05/18/2005 11:00PM

A solid start and a knack for classic winners


LEXINGTON, Ky. - The series of basaltic columns in Northern Ireland that make up the rock formation the Giant's Causeway stand immovable against the worst that weather and time inflict. That ability to stand firm under pressure also proved the hallmark of the racehorse named Giant's Causeway.

A chestnut son of Storm Cat and the Rahy mare Mariah's Storm, Giant's Causeway was a Group 1 winner in France at 2 with a victory in the Prix de la Salamandre. A rather elegant, medium-sized chestnut colt, he progressed markedly at 3, when he was successful in five Group 1 events: the Sussex, St. James's Palace, Eclipse, Irish Champion, and Juddmonte International.

In each of those races, Giant's Causeway was pressed hard to win, and he never flinched nor failed to give his best. In terms of character, determination, and talent, Giant's Causeway was a landmark horse, one fit to carry the name.

Tough and successful as he proved on the racecourse, Giant's Causeway may gain an even higher reputation as a stallion. One of the Big Four freshmen sires last year (along with Fusaichi Pegasus, Successful Appeal, and Yes It's True), Giant's Causeway had the leading juvenile colt and filly in England last season, and two of his first-crop offspring have won classics this spring in France and England.

Footstepsinthesand won the 2000 Guineas at Newmarket in England, and Shamardal won the Poule d'Essai des Poulains (French 2000 Guineas) at Longchamp in France. In addition to having winners in both of those colt classics so far this year, the stallion's daughter Maid's Causeway ran second in the 1000 Guineas at Newmarket.

Not surprisingly, these positive results have had the effect of raising the stud fee for Giant's Causeway, or at least they would if you could find a season to the stallion. Booked full in the neighborhood of 200 mares earlier this year with a fee of $200,000, Giant's Causeway has had only a handful of nominations added because of cancellations in his book, which is well stocked with premium mares from major European and American breeders.

Giant's Causeway's results with his first 2-year-olds last season were encouraging enough to attract some of the world's best mares. His successes this season, though, are even more impressive. Siring a pair of classic winners is a rare enough occurrence, but to have them from a sire's first group of racers is exceptional.

In 1991, the Mr. Prospector stallion Woodman was represented in Europe by classic winner Hector Protector (Poule d'Essai des Poulains) and in the United States by Hansel, who won the Preakness and Belmont.

With a pair of classic winners to his credit already, Giant's Causeway has the chance to take his excellent beginning a step further with a third classic success. Clearly, a handful of his offspring are fancied for later classics in Europe, and Noble Causeway, who was second to High Fly in the Florida Derby this spring, will bid to emulate Hansel by adding an American classic victory in the Preakness to his sire's list of accomplishments.
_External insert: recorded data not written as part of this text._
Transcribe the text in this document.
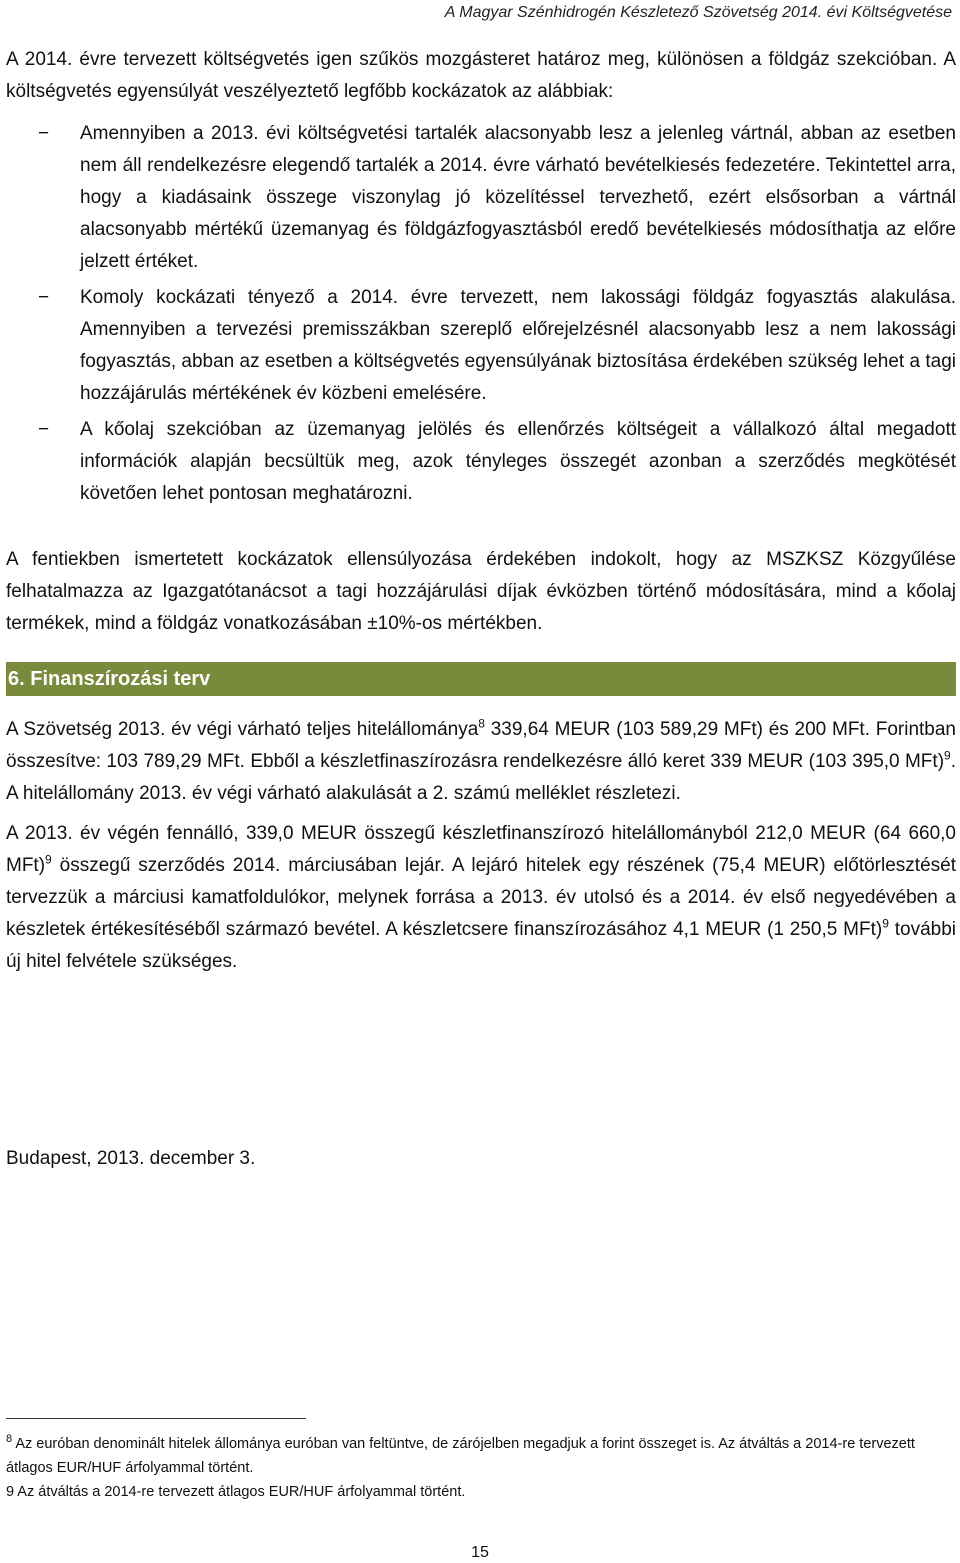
A Magyar Szénhidrogén Készletező Szövetség 2014. évi Költségvetése

A 2014. évre tervezett költségvetés igen szűkös mozgásteret határoz meg, különösen a földgáz szekcióban. A költségvetés egyensúlyát veszélyeztető legfőbb kockázatok az alábbiak:

− Amennyiben a 2013. évi költségvetési tartalék alacsonyabb lesz a jelenleg vártnál, abban az esetben nem áll rendelkezésre elegendő tartalék a 2014. évre várható bevételkiesés fedezetére. Tekintettel arra, hogy a kiadásaink összege viszonylag jó közelítéssel tervezhető, ezért elsősorban a vártnál alacsonyabb mértékű üzemanyag és földgázfogyasztásból eredő bevételkiesés módosíthatja az előre jelzett értéket.
− Komoly kockázati tényező a 2014. évre tervezett, nem lakossági földgáz fogyasztás alakulása. Amennyiben a tervezési premisszákban szereplő előrejelzésnél alacsonyabb lesz a nem lakossági fogyasztás, abban az esetben a költségvetés egyensúlyának biztosítása érdekében szükség lehet a tagi hozzájárulás mértékének év közbeni emelésére.
− A kőolaj szekcióban az üzemanyag jelölés és ellenőrzés költségeit a vállalkozó által megadott információk alapján becsültük meg, azok tényleges összegét azonban a szerződés megkötését követően lehet pontosan meghatározni.

A fentiekben ismertetett kockázatok ellensúlyozása érdekében indokolt, hogy az MSZKSZ Közgyűlése felhatalmazza az Igazgatótanácsot a tagi hozzájárulási díjak évközben történő módosítására, mind a kőolaj termékek, mind a földgáz vonatkozásában ±10%-os mértékben.

6. Finanszírozási terv

A Szövetség 2013. év végi várható teljes hitelállománya$^8$ 339,64 MEUR (103 589,29 MFt) és 200 MFt. Forintban összesítve: 103 789,29 MFt. Ebből a készletfinaszírozásra rendelkezésre álló keret 339 MEUR (103 395,0 MFt)$^9$. A hitelállomány 2013. év végi várható alakulását a 2. számú melléklet részletezi.

A 2013. év végén fennálló, 339,0 MEUR összegű készletfinanszírozó hitelállományból 212,0 MEUR (64 660,0 MFt)$^9$ összegű szerződés 2014. márciusában lejár. A lejáró hitelek egy részének (75,4 MEUR) előtörlesztését tervezzük a márciusi kamatfoldulókor, melynek forrása a 2013. év utolsó és a 2014. év első negyedévében a készletek értékesítéséből származó bevétel. A készletcsere finanszírozásához 4,1 MEUR (1 250,5 MFt)$^9$ további új hitel felvétele szükséges.

Budapest, 2013. december 3.

$^8$ Az euróban denominált hitelek állománya euróban van feltüntve, de zárójelben megadjuk a forint összeget is. Az átváltás a 2014-re tervezett átlagos EUR/HUF árfolyammal történt.

9 Az átváltás a 2014-re tervezett átlagos EUR/HUF árfolyammal történt.

15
One of three colts trained by Nick Zito who are entered in the Preakness, Noble Causeway has been considered a classic candidate for several months by careful observers, and the colt seemed to be improving as he matured this spring. In the Kentucky Derby two weeks ago, however, he ran an even race to finish 14th after being seriously checked early.

Conceived in Ireland and bred in Kentucky by Reiko and Michael Baum, Noble Causeway is out of the Seeking the Gold mare Mimi's Golden Girl.

From the first crop by Giant's Causeway, Noble Causeway sold for $1.15 million as a yearling at the 2003 Keeneland September yearling sale and was the highest-priced yearling by his sire.

A top-quality racehorse and top sire prospect, Giant's Causeway was expected to deliver the goods at the sales and on the racecourse. As a son of the most commercially accepted sire in the world, Storm Cat, Giant's Causeway went to stud with great competition for nominations and a massive book of mares.

Standing his initial season at stud at Coolmore in Ireland, Giant's Causeway had a fee of 100,000 Irish guineas (approximately $168,300), and for his second season at stud, he traversed the Atlantic to stand at Ashford Stud near Versailles, Ky., for a fee of $135,000.

As the most accomplished son of Storm Cat, along with classic winner Tabasco Cat, Giant's Causeway is a flashy chestnut with two white stockings and an irregular blaze typical of the Northern Dancer tribe. Leggy and well balanced, Giant's Causeway has quality and is less blocky than his sire. Many of his offspring seem to have even less of the Storm Cat mass, and from the evidence to date, the offspring of Giant's Causeway seem extremely well suited to racing at least a mile and will probably do quite well at middle distances also.